El Congreso Nacional preparó una ofensiva contra la agenda ambiental del gobierno de Lula, en la que deforestó los ministerios de Medio Ambiente y Cambio Climático y de los Pueblos Indígenas. Foto: Fernando Martinho/SUMAÚMA

En las últimas semanas hemos visto que el Congreso ha deforestado gravemente el Ministerio de Medio Ambiente y Cambio Climático y ha decidido que el Ministerio de los Pueblos Indígenas no tiene competencia para ocuparse de la demarcación de las tierras indígenas. Hemos visto que todo esto ha ocurrido con el aval del presidente Luiz Inácio Lula da Silva. Hemos visto que ministros del gobierno y diputados y senadores de la base oficialista ni siquiera fingían que intentaban detener la destrucción. Y hemos visto que la mayor parte de la prensa reducía todos estos movimientos al juego de una política de tablero pequeño. No es a Lula a quien «ha emparedado» el Congreso. Es a nosotros y a todos los demás.

Esa es una parte significativa de la desgracia. No parece haber forma de sacar la crisis climática del gueto y llevarla al centro del debate. Demasiada poca gente comprende que las acciones del Congreso comprometen la supervivencia de nuestra especie y de otras al arrancar de los dos ministerios que se ocupan directamente de la protección de la naturaleza y de los pueblos-naturaleza su capacidad para protegerlos. Y todo esto en la —quizás— última oportunidad de impedir que la selva amazónica alcance el punto sin retorno.

La gente aún no ha entendido que los días para detener el calentamiento global están contados y piensa que todo se resume a un juego de quién gana y quién pierde, una rutina que ya se ha visto muchas veces en el pobre escenario de Brasilia. «Bueno», dicen los diputados y parlamentarios de la base aliada, «no había alternativa, es la gobernabilidad». Los que no tenemos alternativa somos nosotros. Hay que resistirse al impulso de decir que los nombres de estos políticos —los que lo hicieron, los que transigieron y los que lo permitieron— pasarán a la historia como villanos, porque puede que no haya historia.

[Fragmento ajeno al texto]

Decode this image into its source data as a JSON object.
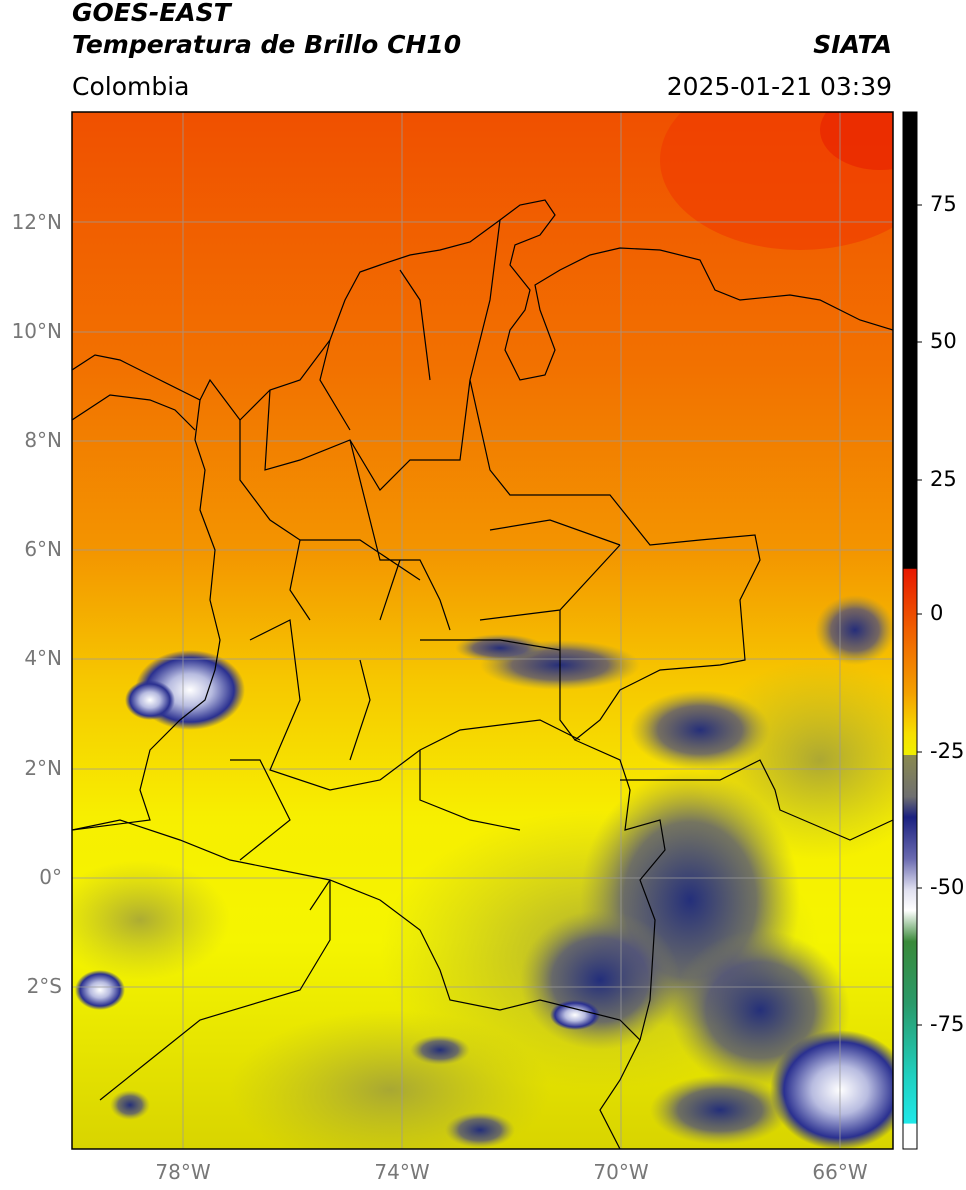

¿Cuántas catástrofes, lo que se llama «fenómenos extremos», harán falta para que comprendan que ya casi no queda tiempo para detener la aceleración de la crisis climática y la extinción de la biodiversidad, que nos condenarán a un planeta hostil para la especie humana y muchas otras? ¿Cuántas sequías e inundaciones, cuántas migraciones masivas, cuántas especies exterminadas harán falta para que la crisis climática salga de la periferia del debate y nos levantemos contra quienes decretan nuestra muerte?

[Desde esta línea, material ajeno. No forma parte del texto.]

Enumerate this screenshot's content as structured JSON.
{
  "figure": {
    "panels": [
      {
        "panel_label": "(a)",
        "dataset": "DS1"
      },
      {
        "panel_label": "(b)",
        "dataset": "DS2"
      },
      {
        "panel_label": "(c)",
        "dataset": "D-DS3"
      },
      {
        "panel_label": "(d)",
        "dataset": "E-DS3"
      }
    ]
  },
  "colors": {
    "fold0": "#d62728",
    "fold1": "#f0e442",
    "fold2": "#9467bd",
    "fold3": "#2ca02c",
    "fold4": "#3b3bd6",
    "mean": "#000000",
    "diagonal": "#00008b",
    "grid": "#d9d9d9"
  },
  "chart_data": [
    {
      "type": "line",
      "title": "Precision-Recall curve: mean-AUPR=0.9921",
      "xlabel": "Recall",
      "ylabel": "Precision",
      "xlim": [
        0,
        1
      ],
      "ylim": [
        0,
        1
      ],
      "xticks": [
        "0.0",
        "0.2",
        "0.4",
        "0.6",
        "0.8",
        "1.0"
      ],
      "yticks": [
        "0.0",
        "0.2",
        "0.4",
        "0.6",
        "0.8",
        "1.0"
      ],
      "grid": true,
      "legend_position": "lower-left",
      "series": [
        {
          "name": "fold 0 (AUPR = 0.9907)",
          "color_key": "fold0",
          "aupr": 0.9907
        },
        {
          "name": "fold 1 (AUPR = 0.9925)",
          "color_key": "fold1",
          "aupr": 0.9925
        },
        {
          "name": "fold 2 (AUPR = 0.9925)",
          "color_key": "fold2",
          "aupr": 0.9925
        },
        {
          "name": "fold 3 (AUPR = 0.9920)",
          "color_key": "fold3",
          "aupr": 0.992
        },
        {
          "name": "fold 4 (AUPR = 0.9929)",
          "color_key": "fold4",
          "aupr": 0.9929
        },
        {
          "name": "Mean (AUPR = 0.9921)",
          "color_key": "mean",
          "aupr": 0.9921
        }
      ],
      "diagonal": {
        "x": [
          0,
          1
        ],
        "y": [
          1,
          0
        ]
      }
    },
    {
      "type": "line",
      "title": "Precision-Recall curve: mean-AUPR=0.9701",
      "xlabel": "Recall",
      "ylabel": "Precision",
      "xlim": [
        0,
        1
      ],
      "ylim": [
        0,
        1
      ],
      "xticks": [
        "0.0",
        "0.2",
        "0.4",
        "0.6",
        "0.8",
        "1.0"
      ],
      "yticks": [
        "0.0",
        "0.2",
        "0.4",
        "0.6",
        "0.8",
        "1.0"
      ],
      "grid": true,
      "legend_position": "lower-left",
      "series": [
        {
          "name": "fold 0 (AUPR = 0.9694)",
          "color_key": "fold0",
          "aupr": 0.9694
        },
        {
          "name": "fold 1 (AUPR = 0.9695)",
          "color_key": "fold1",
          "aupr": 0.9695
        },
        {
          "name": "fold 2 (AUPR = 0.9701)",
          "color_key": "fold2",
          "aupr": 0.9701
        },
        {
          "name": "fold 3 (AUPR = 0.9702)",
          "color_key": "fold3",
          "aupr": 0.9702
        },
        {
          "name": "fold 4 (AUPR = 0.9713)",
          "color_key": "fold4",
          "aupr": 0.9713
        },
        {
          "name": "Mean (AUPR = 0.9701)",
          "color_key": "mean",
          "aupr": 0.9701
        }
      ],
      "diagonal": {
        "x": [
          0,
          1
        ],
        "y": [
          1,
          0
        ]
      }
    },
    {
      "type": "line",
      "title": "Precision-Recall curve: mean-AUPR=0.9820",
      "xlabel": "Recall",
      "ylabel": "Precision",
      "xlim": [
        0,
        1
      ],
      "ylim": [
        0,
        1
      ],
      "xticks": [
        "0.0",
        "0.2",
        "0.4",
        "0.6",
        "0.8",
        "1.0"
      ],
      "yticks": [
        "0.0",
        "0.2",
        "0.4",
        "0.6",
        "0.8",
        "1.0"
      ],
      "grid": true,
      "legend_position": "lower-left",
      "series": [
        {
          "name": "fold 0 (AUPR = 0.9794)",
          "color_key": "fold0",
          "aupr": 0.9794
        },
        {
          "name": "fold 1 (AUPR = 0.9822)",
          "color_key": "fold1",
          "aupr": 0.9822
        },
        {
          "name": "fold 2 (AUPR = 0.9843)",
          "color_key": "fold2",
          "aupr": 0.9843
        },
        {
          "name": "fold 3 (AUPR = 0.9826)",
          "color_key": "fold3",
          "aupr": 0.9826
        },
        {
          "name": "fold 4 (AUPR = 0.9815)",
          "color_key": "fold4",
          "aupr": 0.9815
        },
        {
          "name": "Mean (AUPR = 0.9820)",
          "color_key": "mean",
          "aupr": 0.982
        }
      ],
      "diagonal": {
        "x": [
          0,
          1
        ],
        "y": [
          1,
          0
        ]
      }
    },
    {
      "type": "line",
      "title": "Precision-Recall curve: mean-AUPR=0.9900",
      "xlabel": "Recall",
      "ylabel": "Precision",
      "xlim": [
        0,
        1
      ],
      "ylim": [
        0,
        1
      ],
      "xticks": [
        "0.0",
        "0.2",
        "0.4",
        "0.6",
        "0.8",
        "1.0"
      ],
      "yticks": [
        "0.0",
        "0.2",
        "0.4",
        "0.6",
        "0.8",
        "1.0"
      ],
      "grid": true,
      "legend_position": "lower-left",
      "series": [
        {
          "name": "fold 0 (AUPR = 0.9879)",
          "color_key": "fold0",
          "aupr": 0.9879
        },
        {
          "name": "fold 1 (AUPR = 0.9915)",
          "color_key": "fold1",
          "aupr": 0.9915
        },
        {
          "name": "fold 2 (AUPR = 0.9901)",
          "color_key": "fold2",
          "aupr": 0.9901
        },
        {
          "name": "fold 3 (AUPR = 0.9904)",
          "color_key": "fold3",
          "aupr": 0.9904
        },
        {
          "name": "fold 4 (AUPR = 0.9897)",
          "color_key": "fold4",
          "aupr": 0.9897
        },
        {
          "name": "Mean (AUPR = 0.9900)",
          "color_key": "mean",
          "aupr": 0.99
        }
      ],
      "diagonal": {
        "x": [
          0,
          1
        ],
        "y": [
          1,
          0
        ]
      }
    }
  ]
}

No, no nos vengan con la «gobernabilidad». La gobernabilidad ha avalado demasiados horrores en Brasil en los últimos años. La gobernabilidad tiene las manos manchadas de sangre. Alegar gobernabilidad no salvará a nadie de la extinción.

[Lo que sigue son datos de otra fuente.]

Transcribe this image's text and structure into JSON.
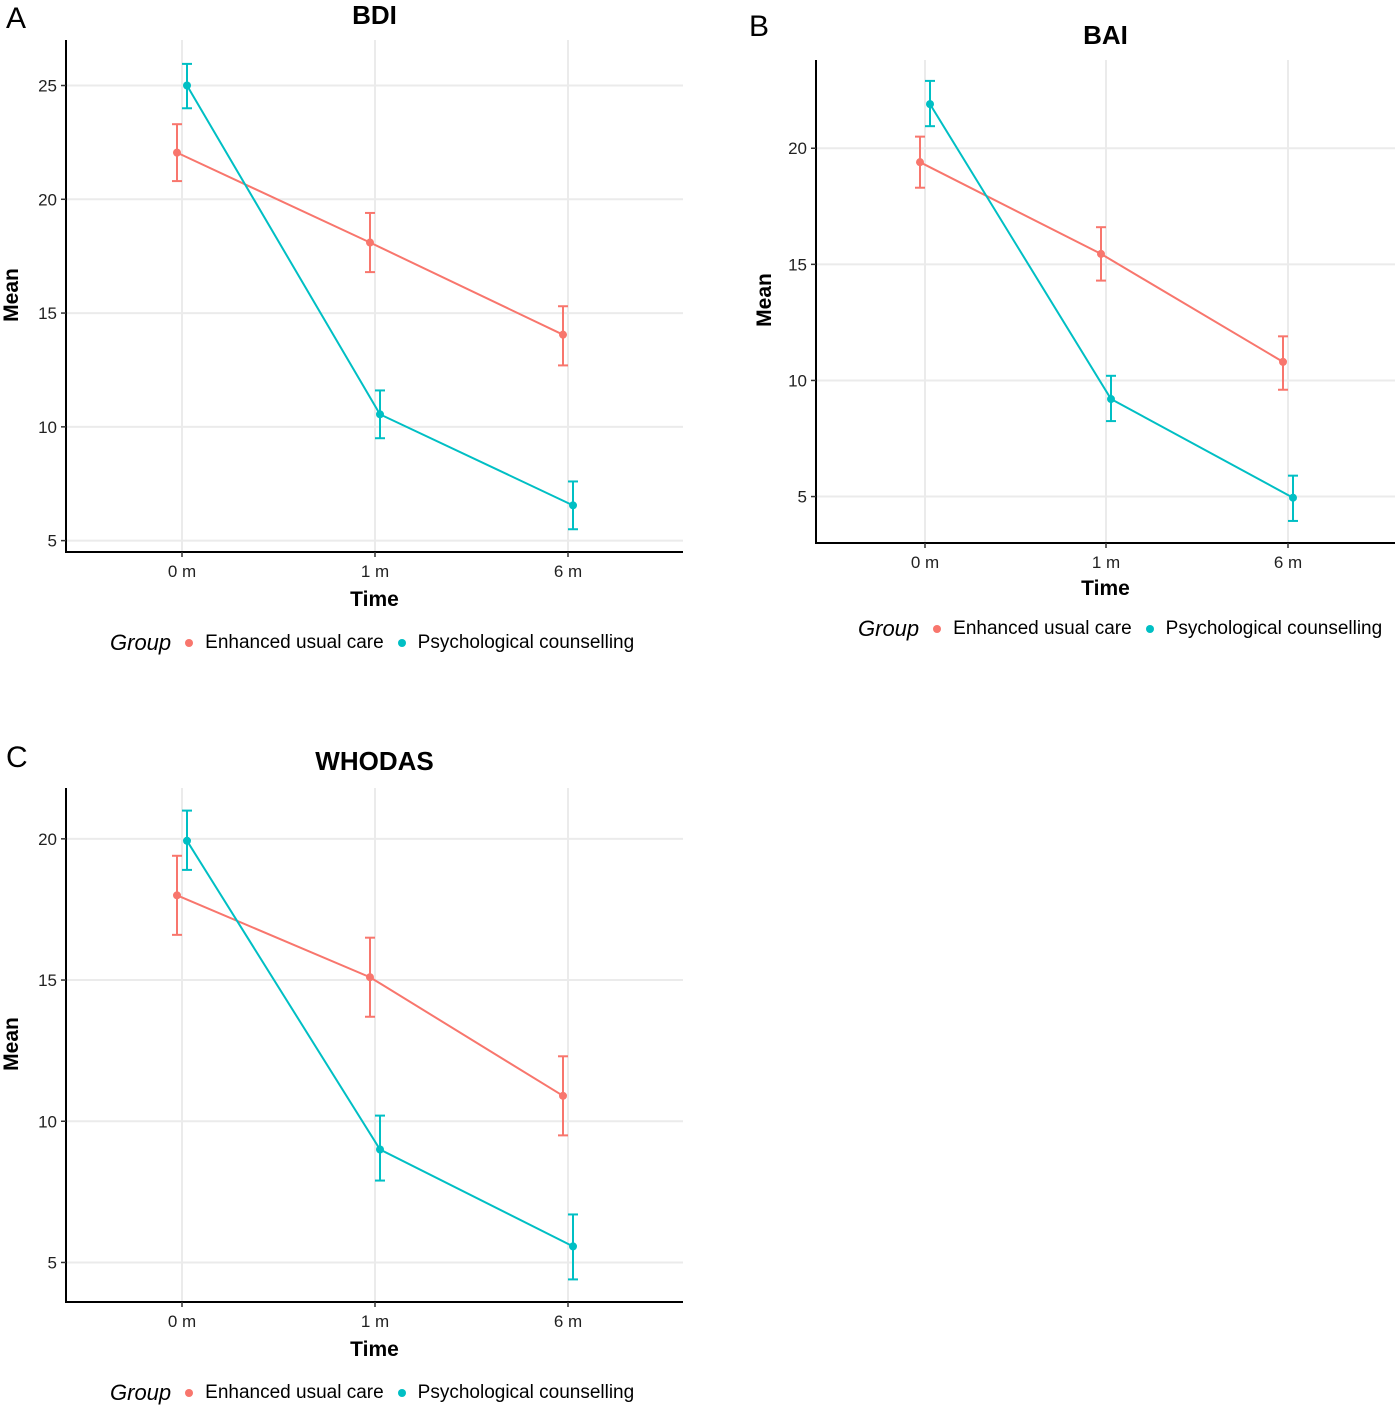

Cualquiera que se dé cuenta del tamaño de la emergencia que llamamos «climática» se despierta en pánico porque nuestra existencia está en manos de gente que dice tonterías de este tipo: los indígenas «no viven de comer gusanos» o «están esclavizados por la izquierda» o «quieren vivir como los blancos». Frases como estas las pronunciaron los parlamentarios al la atrocidad llamada «marco temporal». Quien descubre que la vida está en manos de gente de esa calaña, que se llena la boca de ignorancia creyéndose lo máximo, ni siquiera se despierta, porque no duerme.

Solo la tesis de permitir demarcar únicamente las tierras indígenas de los pueblos que estaban en su territorio el 5 de octubre de 1988, fecha en que se promulgó la Constitución brasileña, es tan perversa que merece estudios psiquiátricos. Si los indígenas no estaban en las tierras que sus antepasados habían habitado durante siglos o incluso milenios, no es porque se fueran a dormir a las alcantarillas de la ciudad más cercana porque les gusta la basura, sino porque fueron expulsados por los ladrones de tierras o por el propio gobierno, o huyeron para no ser exterminados.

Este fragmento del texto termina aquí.